On music journalism

The process of writing about music is harder than most people realize. Many of my friends and I make fun of the fact that reviewers have said that bands possess an “angular” guitar sound so many times that it’s now a completely meaningless term, but what we often forget is this problem: How the hell do you actually say what it is a guitar sounds like? When a writer sits down to describe an album, how does he do it?

The downfall of writing about rock bands is twofold. Certain descriptions, like “twangy guitars,” have almost lost their meaning because so many bands can be described that way. On the other hand, when discussing experimental music, it’s accurate to say, “microsound, square waves between 20 and 200 Hz,” but that doesn’t mean anything to most readers. Experimental sounds are heard less often than “twangy guitars,” and the connections between the terminology and the visceral feelings that listening elicits are less internalized. Often the writer seems to just give up, resulting in trash like Pitchfork’s infamous review of Autechre’s Draft 7.30; possibly the worst music writing I’ve ever read, the review is a dramatic dialogue in the style of (read: ripping off) Douglas Hofstadter’s Gödel, Escher, Bach: An Eternal Golden Braid, offering absolutely no information about the release itself. In either case, there’s obviously a problem.

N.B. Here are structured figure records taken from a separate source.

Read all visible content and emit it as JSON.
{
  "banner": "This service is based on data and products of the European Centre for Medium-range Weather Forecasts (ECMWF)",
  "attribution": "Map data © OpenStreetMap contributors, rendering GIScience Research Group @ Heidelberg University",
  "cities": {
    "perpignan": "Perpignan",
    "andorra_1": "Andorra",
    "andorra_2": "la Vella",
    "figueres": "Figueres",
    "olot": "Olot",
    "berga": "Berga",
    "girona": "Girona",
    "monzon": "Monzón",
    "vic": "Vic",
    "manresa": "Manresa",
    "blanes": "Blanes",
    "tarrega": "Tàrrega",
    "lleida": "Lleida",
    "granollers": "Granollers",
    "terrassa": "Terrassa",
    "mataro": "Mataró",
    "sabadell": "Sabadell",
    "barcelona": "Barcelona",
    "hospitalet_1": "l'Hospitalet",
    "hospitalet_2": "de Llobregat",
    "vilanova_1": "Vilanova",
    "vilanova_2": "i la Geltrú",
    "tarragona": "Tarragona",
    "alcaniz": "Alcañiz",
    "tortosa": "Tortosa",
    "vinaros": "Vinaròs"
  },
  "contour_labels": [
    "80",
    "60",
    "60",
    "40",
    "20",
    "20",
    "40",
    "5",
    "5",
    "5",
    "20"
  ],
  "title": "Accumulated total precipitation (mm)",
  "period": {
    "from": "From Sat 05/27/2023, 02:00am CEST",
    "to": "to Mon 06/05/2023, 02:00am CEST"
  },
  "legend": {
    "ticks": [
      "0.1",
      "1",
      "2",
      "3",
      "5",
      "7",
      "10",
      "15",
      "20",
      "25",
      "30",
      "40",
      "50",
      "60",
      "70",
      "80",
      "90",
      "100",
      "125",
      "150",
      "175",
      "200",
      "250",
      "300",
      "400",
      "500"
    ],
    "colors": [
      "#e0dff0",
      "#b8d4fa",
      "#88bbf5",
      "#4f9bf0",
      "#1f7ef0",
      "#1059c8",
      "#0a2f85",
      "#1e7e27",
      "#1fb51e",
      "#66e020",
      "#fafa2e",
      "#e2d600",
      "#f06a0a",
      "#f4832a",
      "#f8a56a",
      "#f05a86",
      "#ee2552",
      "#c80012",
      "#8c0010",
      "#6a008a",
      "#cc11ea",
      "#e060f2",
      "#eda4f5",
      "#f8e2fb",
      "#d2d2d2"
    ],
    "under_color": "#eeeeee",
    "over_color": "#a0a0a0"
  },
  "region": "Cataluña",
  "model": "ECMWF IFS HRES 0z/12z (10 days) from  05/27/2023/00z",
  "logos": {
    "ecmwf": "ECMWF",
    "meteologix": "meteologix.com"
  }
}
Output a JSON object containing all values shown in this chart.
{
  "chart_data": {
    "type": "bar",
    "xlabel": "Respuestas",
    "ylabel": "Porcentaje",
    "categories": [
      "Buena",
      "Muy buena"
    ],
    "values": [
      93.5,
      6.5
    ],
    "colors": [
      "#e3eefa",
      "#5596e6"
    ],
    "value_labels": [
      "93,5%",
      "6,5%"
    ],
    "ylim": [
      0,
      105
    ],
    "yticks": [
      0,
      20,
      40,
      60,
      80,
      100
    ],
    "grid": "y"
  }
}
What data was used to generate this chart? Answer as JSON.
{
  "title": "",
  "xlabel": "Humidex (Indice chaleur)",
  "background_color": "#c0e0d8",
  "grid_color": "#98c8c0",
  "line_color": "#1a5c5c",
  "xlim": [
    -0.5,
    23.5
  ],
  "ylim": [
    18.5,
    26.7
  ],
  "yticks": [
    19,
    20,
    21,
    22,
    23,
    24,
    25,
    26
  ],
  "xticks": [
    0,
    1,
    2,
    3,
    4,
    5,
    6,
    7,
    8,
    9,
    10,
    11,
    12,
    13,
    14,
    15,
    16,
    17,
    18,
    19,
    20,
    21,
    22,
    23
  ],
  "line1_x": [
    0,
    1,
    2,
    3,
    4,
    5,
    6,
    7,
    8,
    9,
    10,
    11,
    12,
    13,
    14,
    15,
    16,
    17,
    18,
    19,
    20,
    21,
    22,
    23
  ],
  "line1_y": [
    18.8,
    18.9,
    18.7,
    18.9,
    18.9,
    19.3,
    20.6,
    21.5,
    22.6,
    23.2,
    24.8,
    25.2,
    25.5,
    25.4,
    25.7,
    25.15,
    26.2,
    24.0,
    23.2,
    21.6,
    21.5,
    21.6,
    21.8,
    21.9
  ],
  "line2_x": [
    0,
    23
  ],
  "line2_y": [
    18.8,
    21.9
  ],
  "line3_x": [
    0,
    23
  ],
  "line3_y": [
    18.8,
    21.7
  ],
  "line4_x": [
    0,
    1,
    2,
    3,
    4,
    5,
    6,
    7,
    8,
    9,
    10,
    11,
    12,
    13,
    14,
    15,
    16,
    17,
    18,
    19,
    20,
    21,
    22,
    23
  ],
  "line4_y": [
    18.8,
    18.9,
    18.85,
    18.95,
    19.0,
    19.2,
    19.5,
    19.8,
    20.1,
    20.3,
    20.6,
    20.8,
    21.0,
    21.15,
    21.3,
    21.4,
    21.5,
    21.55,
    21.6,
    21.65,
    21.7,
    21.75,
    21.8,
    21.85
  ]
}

Retrospective of his long career, Japanese noise artist Merzbow released a 50-CD box set called The Merzbox. Not many people are interested in more than two days of music primarily composed of harsh noise (his album 1930, for example, sounds a lot like amplified wiping of sweaty hands on cellophane as some jackhammers tear apart a sidewalk), but the people who are interested are, as a rule, very interested. So, even though reviewing this behemoth is an undertaking, several serialized reviews of the whole box set were published shortly after its release. I recently read them. Many began timidly and with honest effort, but by the set’s last 15 albums, the reviews turned into diaries, rants, and personal stories — no longer about the music. Is this appropriate? Is that really music journalism?

I think that Merzbow was aware of the kind of reviews The Merzbox would receive; he may have made it as it is in order to elicit these kinds of questions. He is quite aware of the critical attention devoted to his music, often enclosing little manifestos in his albums (usually about animal cruelty or bondage techniques, two of his favorite topics), which many reviews devote at least as much attention to as the music itself.

The question is, what is the role of music journalism? When writing about music, what information is important? Currently, a music review can be anything from a pure description of the sound to the author’s analysis of how the release fits into its context or even a diary entry for the reviewer. Unless more writers are able to find some sort of middle ground, the question remains as to whether music journalism is even a meaningful enterprise.